Another thing that surprised me about the film is that there is never any contention between the three brothers stemming from their different religions. When I read the short synopsis given by Netflix, I had assumed that the fact that they had been raised in different religions would prove a significant issue for the three brothers, and perhaps that they would be antagonistic towards each other before having to face the fact of their blood relationship. But this plays no part in the story whatsoever. The brothers are perfectly friendly, despite being ignorant of their real connection, after meeting that fateful day in the hospital. (Well, there is some tension between the Hindu brother, who is a policeman like his adopted father, and Anthony, who has unwittingly aided a criminal his policeman brother is pursuing, but religion never enters into it.) Though this surprised me, I found it quite nice. It also seemed to gently suggest that all religions are kin, even if their adherents don't recognize it, which is a nice sentiment.
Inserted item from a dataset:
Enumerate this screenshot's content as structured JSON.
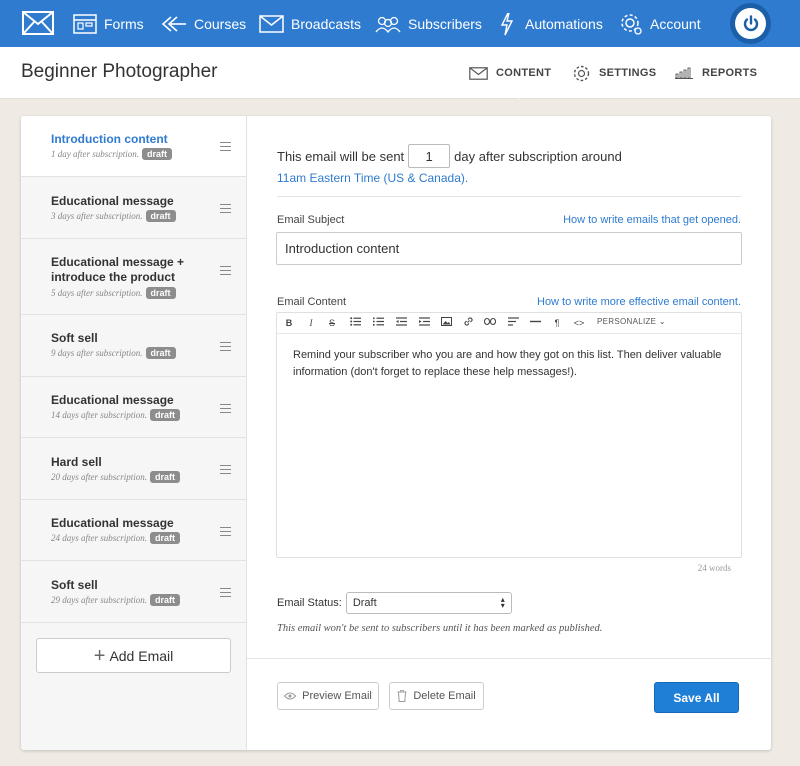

Now I want to do a shout out for the ladies of the film! They are wonderful. Each of the brothers has a romantic interest (but of course!), and each of the women (Parveen Babi, Shaban Azmi, and Neetu Singh) gives a delightful performance.

Bollywood films from the 1970s seem to be brimful of strong female characters, although they do not get a fair share of screen time. For example, a major part of the ending of the film (I hesitate to say climax... this film has several contenders for the "climax" title) revolves around rescuing Anthony's love interest, who has been kidnapped, with the kidnappers intent on forcing her to marry a particular goon who is obsessed with her. The three brothers go to the rescue, aided by the love interests of the other two brothers. They are disguised as the priest who is to perform the marriage, the tailor who made the wedding dress, and a "one man band" hired to provide the music.

They don't find a sobbing damsel in distress when they arrive, however. She is giving her kidnappers plenty of trouble, and Anthony actually has a hard time getting near enough to let her know it's him because she has plenty of fight in her.

Incidentally, perhaps only Vinod Khanna could pull off the dignity he showed when called upon to reveal himself as a police officer, ready to take charge of the situation, while actually still wearing cymbals attached to his knees.

I think anyone exploring Golden Oldies of Bollywood should certainly give Amar Akbar Anthony a try! It is chock-full of melodrama and delightful music, colorful characters, great performances, and, yes, the occasional plot thread that simply disappears into thin air. Masala film-making at its best, perhaps, and all part of the charm.